While the first transition was scary for parents—going from childhood home to the Friendship House—there is more excitement the second time around.

“Rob is maturing like our other children, just at a really delayed rate,” Deb shares. “Just as our other kids wanted to have their own apartment or just be with one roommate, now the Friends want that, and it’s a normal progression.”

Their advice to the next group of Friendship House parents? “Breathe deep.” “it’s ok to let go,” and “don’t be afraid.”

The next iteration of Friendship House (which some are affectionately calling “Friendship House 2.0”) will have some major changes. The first change is that new FH Director Carlos Thompson will be living at Friendship House and serving on the faculty of WTS as a Nouwen Fellow for the next two years.  

According to Dr. Ben Conner, who directs the Graduate Certificate in Disability and Ministry, the new house will be more programmatic—Friends will now be called “Friendship House Fellows.” The program will run for six years (two cycles of M.Div. students) and the Fellows will receive a certificate upon their completion of the program.

The Fellows will have the opportunity to take one class at WTS every year, which will challenge WTS faculty to think about classroom design, accessibility, and pedagogy. Carlos Thompson will teach a seminary class called, “Living into Community:  Friendship House,” so that every student, regardless of whether they live in the house or not, can get to know the Fellows and learn about their lives.

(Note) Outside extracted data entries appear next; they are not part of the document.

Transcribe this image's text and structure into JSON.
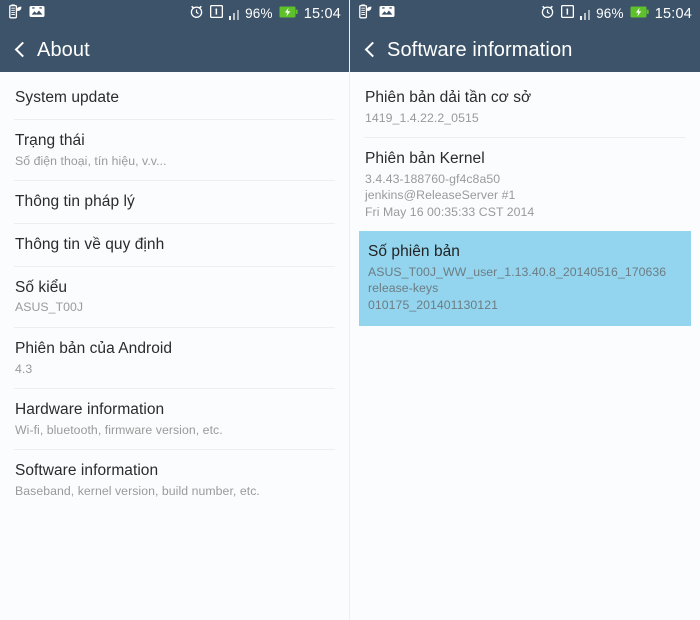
{
  "status_bar": {
    "icons_left": [
      "power-saver-leaf-icon",
      "screenshot-image-icon"
    ],
    "icons_right": [
      "alarm-clock-icon",
      "sim-1-icon",
      "signal-bars-icon",
      "charging-battery-icon"
    ],
    "sim_label": "1",
    "battery_percent": "96%",
    "clock": "15:04",
    "background_color": "#3c5369",
    "battery_color": "#5ec02a"
  },
  "left_screen": {
    "title": "About",
    "back_icon": "back-chevron-icon",
    "items": [
      {
        "title": "System update",
        "sub": []
      },
      {
        "title": "Trạng thái",
        "sub": [
          "Số điện thoại, tín hiệu, v.v..."
        ]
      },
      {
        "title": "Thông tin pháp lý",
        "sub": []
      },
      {
        "title": "Thông tin về quy định",
        "sub": []
      },
      {
        "title": "Số kiểu",
        "sub": [
          "ASUS_T00J"
        ]
      },
      {
        "title": "Phiên bản của Android",
        "sub": [
          "4.3"
        ]
      },
      {
        "title": "Hardware information",
        "sub": [
          "Wi-fi, bluetooth, firmware version, etc."
        ]
      },
      {
        "title": "Software information",
        "sub": [
          "Baseband, kernel version, build number, etc."
        ]
      }
    ]
  },
  "right_screen": {
    "title": "Software information",
    "back_icon": "back-chevron-icon",
    "highlight_color": "#93d5ef",
    "items": [
      {
        "title": "Phiên bản dải tần cơ sở",
        "sub": [
          "1419_1.4.22.2_0515"
        ],
        "selected": false
      },
      {
        "title": "Phiên bản Kernel",
        "sub": [
          "3.4.43-188760-gf4c8a50",
          "jenkins@ReleaseServer #1",
          "Fri May 16 00:35:33 CST 2014"
        ],
        "selected": false
      },
      {
        "title": "Số phiên bản",
        "sub": [
          "ASUS_T00J_WW_user_1.13.40.8_20140516_170636 release-keys",
          "010175_201401130121"
        ],
        "selected": true
      }
    ]
  }
}
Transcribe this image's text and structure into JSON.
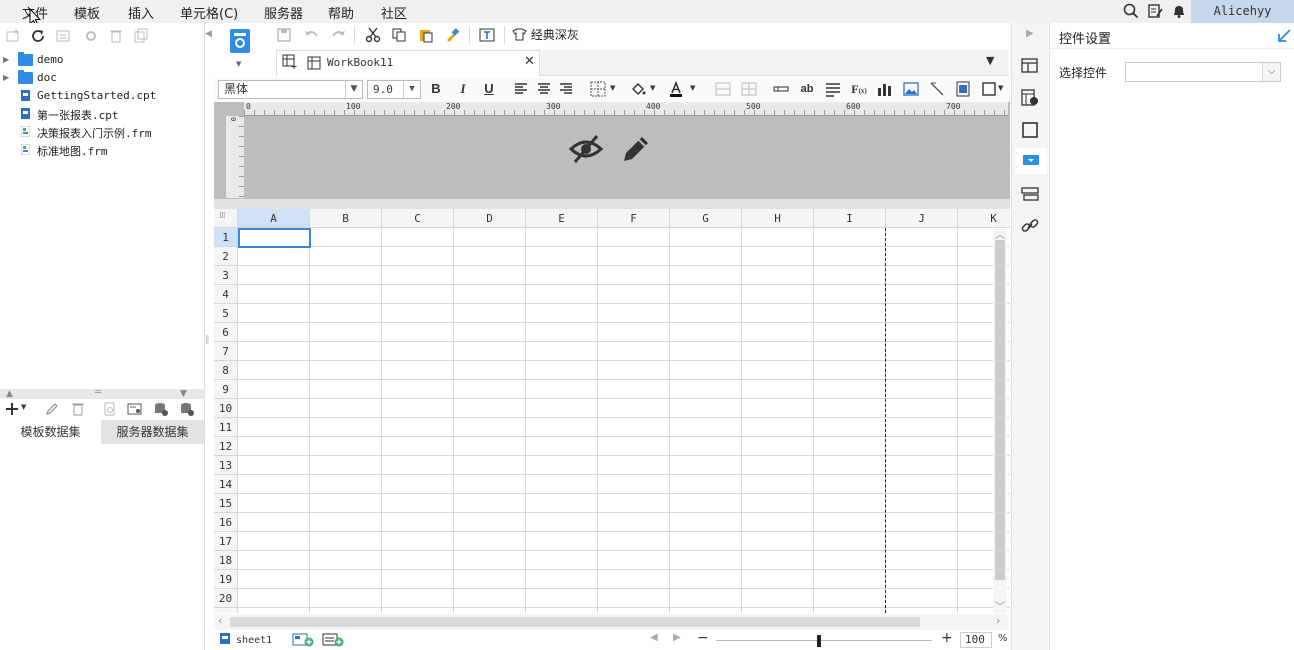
{
  "menubar": {
    "items": [
      "文件",
      "模板",
      "插入",
      "单元格(C)",
      "服务器",
      "帮助",
      "社区"
    ],
    "user": "Alicehyy"
  },
  "file_tree": [
    {
      "label": "demo",
      "type": "folder"
    },
    {
      "label": "doc",
      "type": "folder"
    },
    {
      "label": "GettingStarted.cpt",
      "type": "cpt"
    },
    {
      "label": "第一张报表.cpt",
      "type": "cpt"
    },
    {
      "label": "决策报表入门示例.frm",
      "type": "frm"
    },
    {
      "label": "标准地图.frm",
      "type": "frm"
    }
  ],
  "dataset_tabs": [
    "模板数据集",
    "服务器数据集"
  ],
  "toolbar": {
    "theme_label": "经典深灰"
  },
  "workbook_tab": "WorkBook11",
  "format_bar": {
    "font_name": "黑体",
    "font_size": "9.0",
    "bold": "B",
    "italic": "I",
    "underline": "U"
  },
  "ruler_labels": [
    "0",
    "100",
    "200",
    "300",
    "400",
    "500",
    "600",
    "700"
  ],
  "grid": {
    "columns": [
      "A",
      "B",
      "C",
      "D",
      "E",
      "F",
      "G",
      "H",
      "I",
      "J",
      "K"
    ],
    "rows": [
      "1",
      "2",
      "3",
      "4",
      "5",
      "6",
      "7",
      "8",
      "9",
      "10",
      "11",
      "12",
      "13",
      "14",
      "15",
      "16",
      "17",
      "18",
      "19",
      "20"
    ],
    "selected_cell": "A1"
  },
  "bottom": {
    "sheet_name": "sheet1",
    "zoom_value": "100",
    "zoom_unit": "%",
    "zoom_minus": "−",
    "zoom_plus": "+"
  },
  "right_panel": {
    "title": "控件设置",
    "select_label": "选择控件",
    "select_value": ""
  },
  "colors": {
    "accent_blue": "#2e8be6",
    "user_box": "#c7d8ec",
    "param_area": "#bdbdbd",
    "selection": "#3a87d6"
  }
}
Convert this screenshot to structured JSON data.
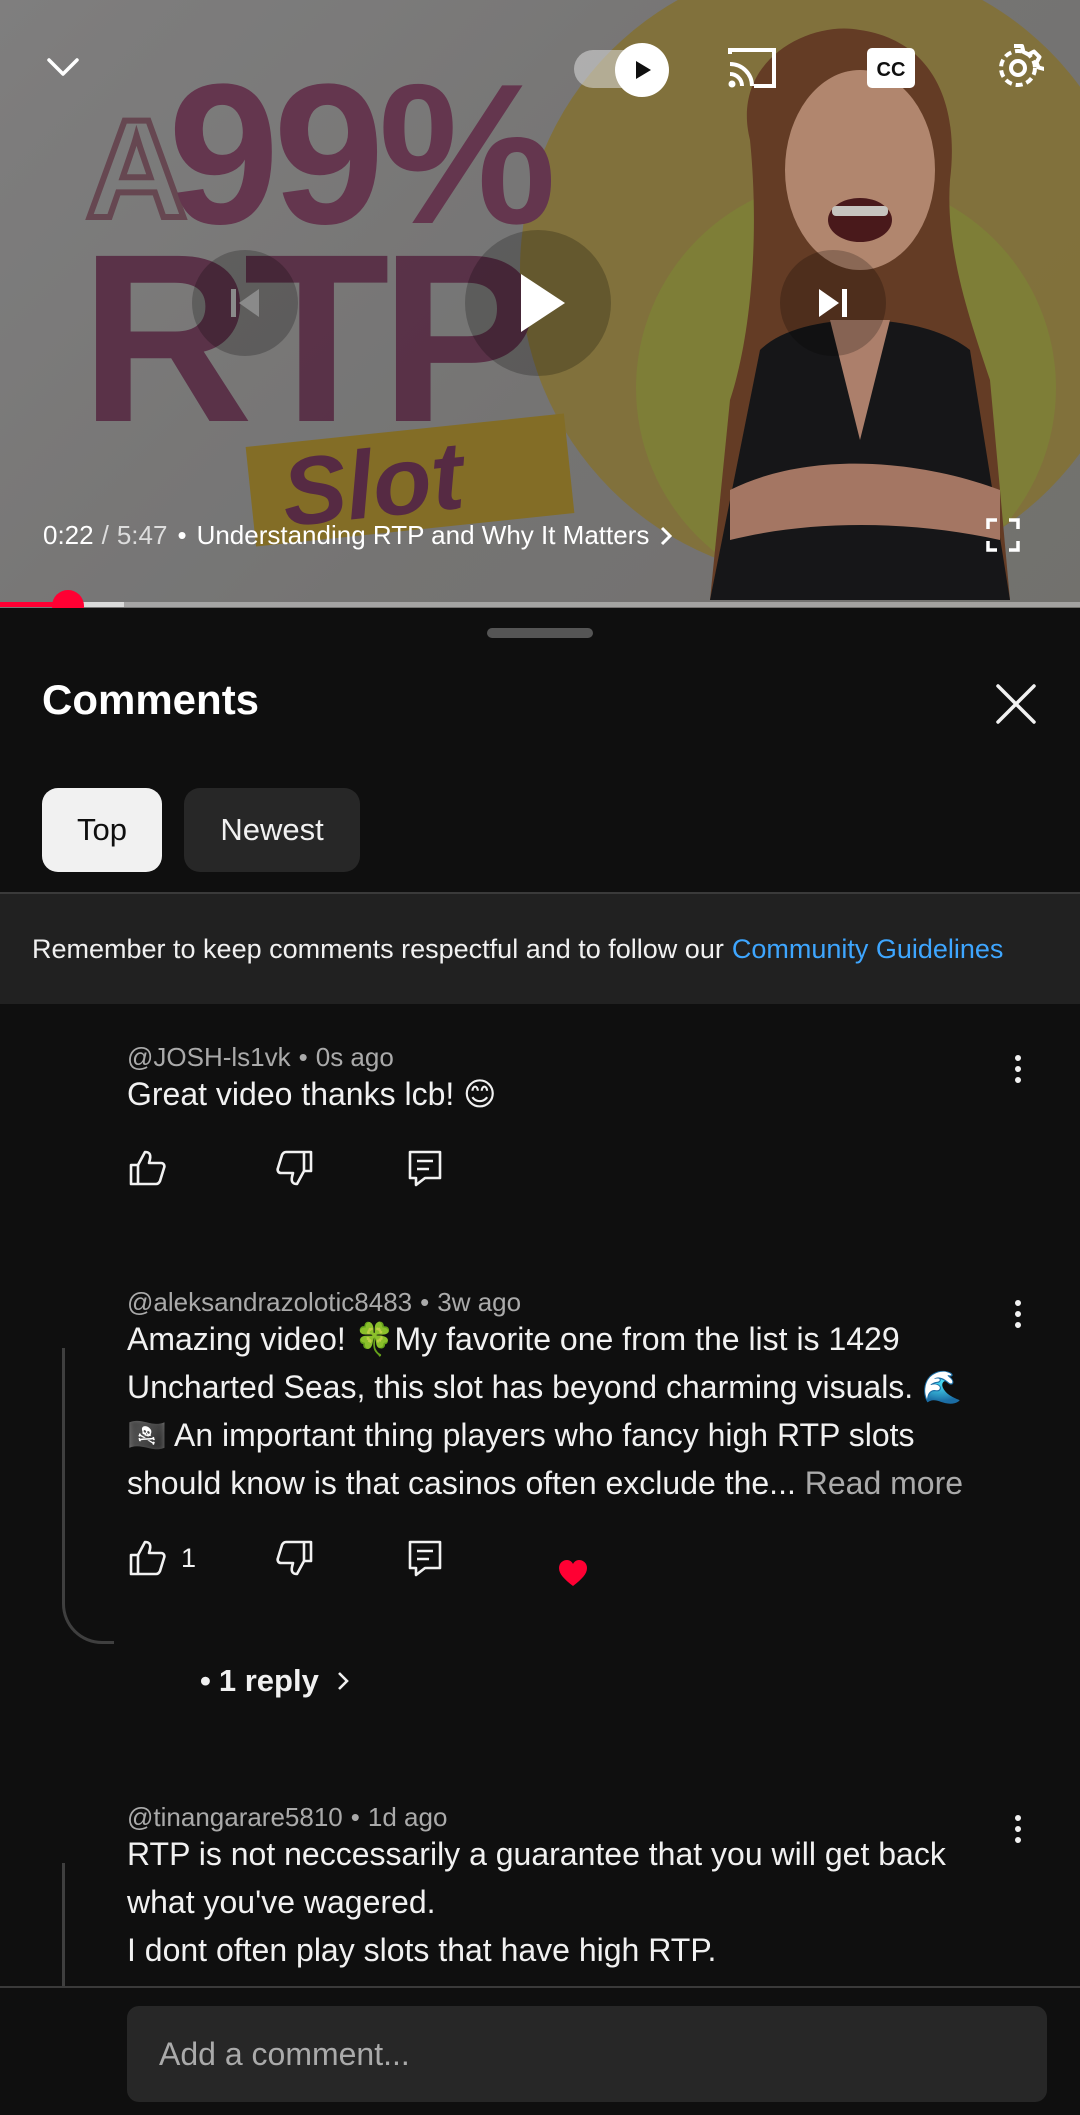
{
  "player": {
    "current_time": "0:22",
    "duration": "5:47",
    "time_separator": "/",
    "chapter_title": "Understanding RTP and Why It Matters",
    "progress_fraction": 0.063,
    "thumbnail_text": {
      "a": "A",
      "percent": "99%",
      "rtp": "RTP",
      "slot": "Slot"
    }
  },
  "comments_panel": {
    "title": "Comments",
    "filters": [
      {
        "label": "Top",
        "selected": true
      },
      {
        "label": "Newest",
        "selected": false
      }
    ],
    "guideline_text": "Remember to keep comments respectful and to follow our",
    "guideline_link": "Community Guidelines"
  },
  "comments": [
    {
      "author": "@JOSH-ls1vk",
      "time": "0s ago",
      "text": "Great video thanks lcb! 😊",
      "likes": ""
    },
    {
      "author": "@aleksandrazolotic8483",
      "time": "3w ago",
      "text": "Amazing video! 🍀My favorite one from the list is 1429 Uncharted Seas, this slot has beyond charming visuals.  🌊 🏴‍☠️ An important thing players who fancy high RTP slots should know is that casinos often exclude the...",
      "read_more": "Read more",
      "likes": "1",
      "creator_heart": true,
      "reply_label": "1 reply"
    },
    {
      "author": "@tinangarare5810",
      "time": "1d ago",
      "text_lines": [
        "RTP is not neccessarily a guarantee that you will get back what you've wagered.",
        "I dont often play slots that have high RTP."
      ]
    }
  ],
  "composer": {
    "placeholder": "Add a comment..."
  },
  "colors": {
    "accent_red": "#ff0033",
    "link_blue": "#3ea6ff",
    "background": "#0f0f0f"
  },
  "icons": [
    "chevron-down-icon",
    "autoplay-toggle-icon",
    "cast-icon",
    "cc-icon",
    "gear-icon",
    "previous-icon",
    "play-icon",
    "next-icon",
    "fullscreen-icon",
    "close-icon",
    "like-icon",
    "dislike-icon",
    "reply-icon",
    "heart-icon",
    "more-icon"
  ]
}
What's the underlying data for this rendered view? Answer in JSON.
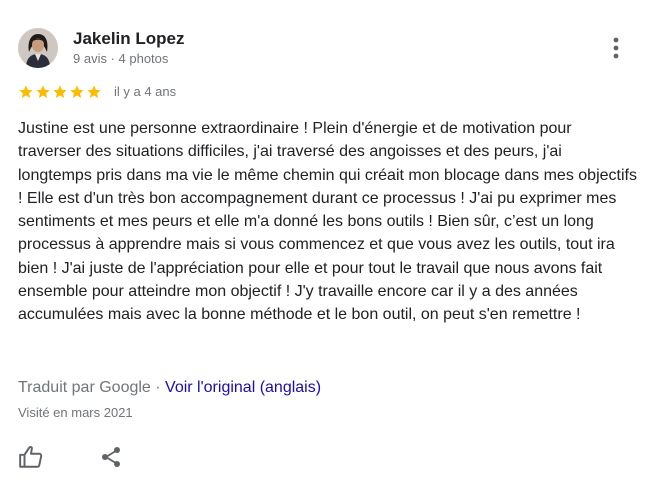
{
  "review": {
    "author": {
      "name": "Jakelin Lopez",
      "meta": "9 avis · 4 photos",
      "avatar_icon": "profile-photo"
    },
    "rating": 5,
    "rating_max": 5,
    "star_color": "#fbbc04",
    "time_ago": "il y a 4 ans",
    "text": "Justine est une personne extraordinaire ! Plein d'énergie et de motivation pour traverser des situations difficiles, j'ai traversé des angoisses et des peurs, j'ai longtemps pris dans ma vie le même chemin qui créait mon blocage dans mes objectifs ! Elle est d'un très bon accompagnement durant ce processus ! J'ai pu exprimer mes sentiments et mes peurs et elle m'a donné les bons outils ! Bien sûr, c’est un long processus à apprendre mais si vous commencez et que vous avez les outils, tout ira bien ! J'ai juste de l'appréciation pour elle et pour tout le travail que nous avons fait ensemble pour atteindre mon objectif ! J'y travaille encore car il y a des années accumulées mais avec la bonne méthode et le bon outil, on peut s'en remettre !",
    "translated_label": "Traduit par Google",
    "separator": " · ",
    "view_original_label": "Voir l'original (anglais)",
    "visited": "Visité en mars 2021"
  },
  "actions": {
    "more_icon": "more-vert-icon",
    "like_icon": "thumbs-up-icon",
    "share_icon": "share-icon"
  },
  "colors": {
    "text_primary": "#202124",
    "text_secondary": "#70757a",
    "link": "#1a0dab",
    "icon": "#5f6368"
  }
}
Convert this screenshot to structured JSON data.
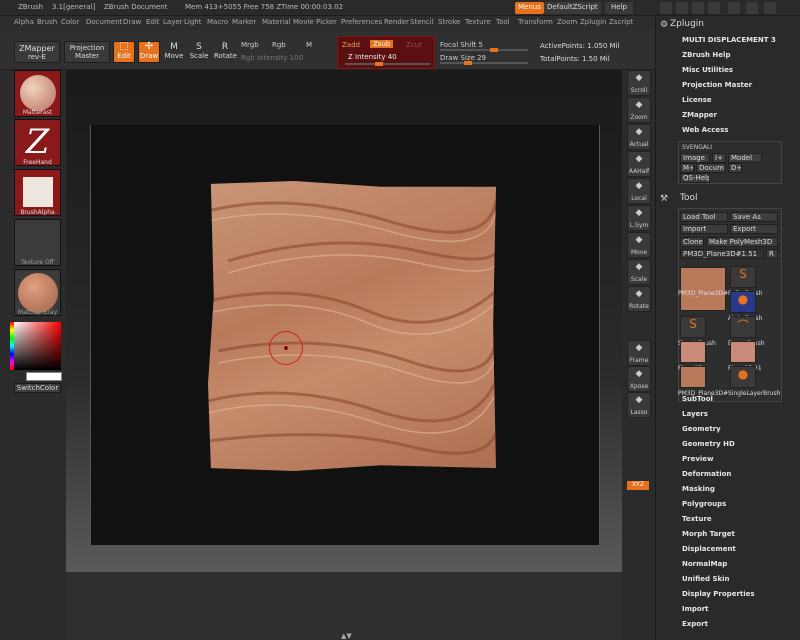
{
  "titlebar": {
    "app": "ZBrush",
    "version": "3.1[general]",
    "document": "ZBrush Document",
    "mem": "Mem 413+5055 Free 758 ZTime 00:00:03.02",
    "menus": "Menus",
    "script": "DefaultZScript",
    "help": "Help"
  },
  "menubar": [
    "Alpha",
    "Brush",
    "Color",
    "Document",
    "Draw",
    "Edit",
    "Layer",
    "Light",
    "Macro",
    "Marker",
    "Material",
    "Movie",
    "Picker",
    "Preferences",
    "Render",
    "Stencil",
    "Stroke",
    "Texture",
    "Tool",
    "Transform",
    "Zoom",
    "Zplugin",
    "Zscript"
  ],
  "toolbar": {
    "zmapper": "ZMapper",
    "zmapper_rev": "rev-E",
    "projection": "Projection",
    "projection2": "Master",
    "edit": "Edit",
    "draw": "Draw",
    "move": "Move",
    "scale": "Scale",
    "rotate": "Rotate",
    "mrgb": "Mrgb",
    "rgb": "Rgb",
    "m": "M",
    "rgb_intensity": "Rgb Intensity 100",
    "zadd": "Zadd",
    "zsub": "Zsub",
    "zcut": "Zcut",
    "z_intensity": "Z Intensity 40",
    "z_intensity_value": 0.4,
    "focal_shift": "Focal Shift 5",
    "draw_size": "Draw Size 29",
    "active_points": "ActivePoints: 1.050 Mil",
    "total_points": "TotalPoints: 1.50 Mil"
  },
  "leftshelf": {
    "material": "MatteFast",
    "stroke": "FreeHand",
    "alpha": "BrushAlpha",
    "texture": "Texture Off",
    "matcap": "MatCap Gray",
    "switch_color": "SwitchColor"
  },
  "rightshelf": [
    "Scroll",
    "Zoom",
    "Actual",
    "AAHalf",
    "Local",
    "L.Sym",
    "Move",
    "Scale",
    "Rotate",
    "XYZ",
    "Frame",
    "Xpose",
    "Lasso"
  ],
  "zplugin": {
    "title": "Zplugin",
    "items": [
      "MULTI DISPLACEMENT 3",
      "ZBrush Help",
      "Misc Utilities",
      "Projection Master",
      "License",
      "ZMapper",
      "Web Access"
    ],
    "svengali": "SVENGALI",
    "image": "Image",
    "i_plus": "I+",
    "model": "Model",
    "m_plus": "M+",
    "docum": "Docum",
    "d_plus": "D+",
    "qs_help": "QS-Help?"
  },
  "tool": {
    "title": "Tool",
    "load": "Load Tool",
    "save": "Save As",
    "import": "Import",
    "export": "Export",
    "clone": "Clone",
    "make_polymesh": "Make PolyMesh3D",
    "current": "PM3D_Plane3D#1.51",
    "r": "R",
    "thumbs": [
      "PM3D_Plane3D#",
      "RollerBrush",
      "AlphaBrush",
      "SimpleBrush",
      "EraserBrush",
      "Plane3D",
      "Plane3D#1",
      "PM3D_Plane3D#",
      "SingleLayerBrush"
    ],
    "subpalettes": [
      "SubTool",
      "Layers",
      "Geometry",
      "Geometry HD",
      "Preview",
      "Deformation",
      "Masking",
      "Polygroups",
      "Texture",
      "Morph Target",
      "Displacement",
      "NormalMap",
      "Unified Skin",
      "Display Properties",
      "Import",
      "Export"
    ]
  },
  "colors": {
    "accent": "#e8711c",
    "panel": "#2a2a2a",
    "clay": "#c08466"
  }
}
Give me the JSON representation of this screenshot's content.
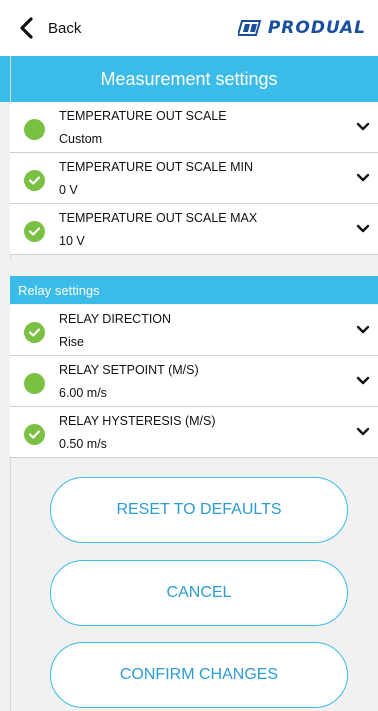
{
  "header": {
    "back_label": "Back",
    "logo_text": "PRODUAL"
  },
  "title": "Measurement settings",
  "measurement_rows": [
    {
      "label": "TEMPERATURE OUT SCALE",
      "value": "Custom",
      "status": "set"
    },
    {
      "label": "TEMPERATURE OUT SCALE MIN",
      "value": "0 V",
      "status": "confirmed"
    },
    {
      "label": "TEMPERATURE OUT SCALE MAX",
      "value": "10 V",
      "status": "confirmed"
    }
  ],
  "relay_section_title": "Relay settings",
  "relay_rows": [
    {
      "label": "RELAY DIRECTION",
      "value": "Rise",
      "status": "confirmed"
    },
    {
      "label": "RELAY SETPOINT (M/S)",
      "value": "6.00 m/s",
      "status": "set"
    },
    {
      "label": "RELAY HYSTERESIS (M/S)",
      "value": "0.50 m/s",
      "status": "confirmed"
    }
  ],
  "buttons": {
    "reset": "RESET TO DEFAULTS",
    "cancel": "CANCEL",
    "confirm": "CONFIRM CHANGES"
  },
  "colors": {
    "accent": "#3bbbe8",
    "status_green": "#7ac143",
    "logo_blue": "#1a4fa0"
  }
}
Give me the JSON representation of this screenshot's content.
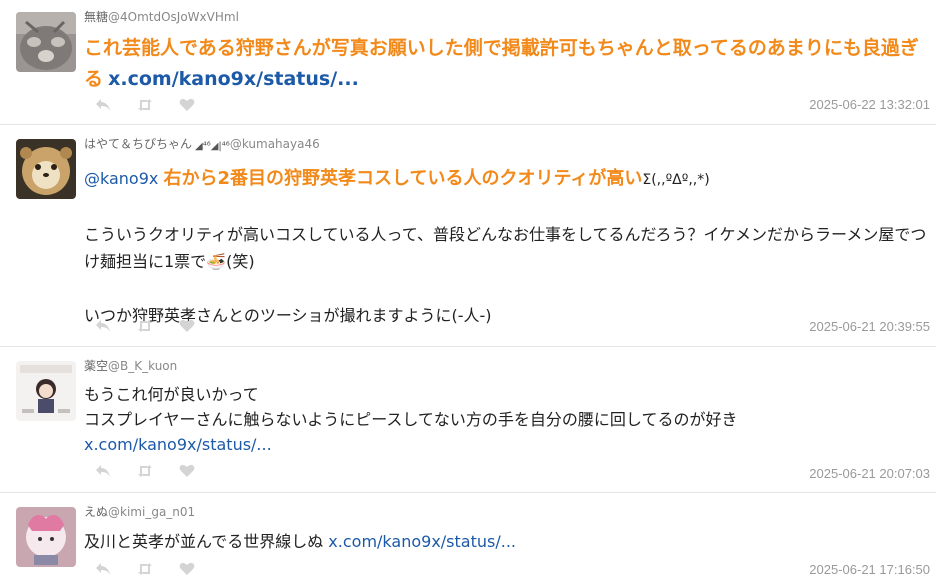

WTS will begin processing applications for Friendship House Fellows in the fall of 2018, with the expectation to announce new Fellows in the spring of 2019. Interested parties can contact Rayetta Perez at 616.392.8555, x103 to be notified when the application opens. Dr. Finn and her team will once again assess candidates on a one-on-one basis.

The Friendship House has been Western’s grand experiment, and we are excited to carry the vision forward with fresh energy as we deepen our commitment and partnership to the Friends old and new.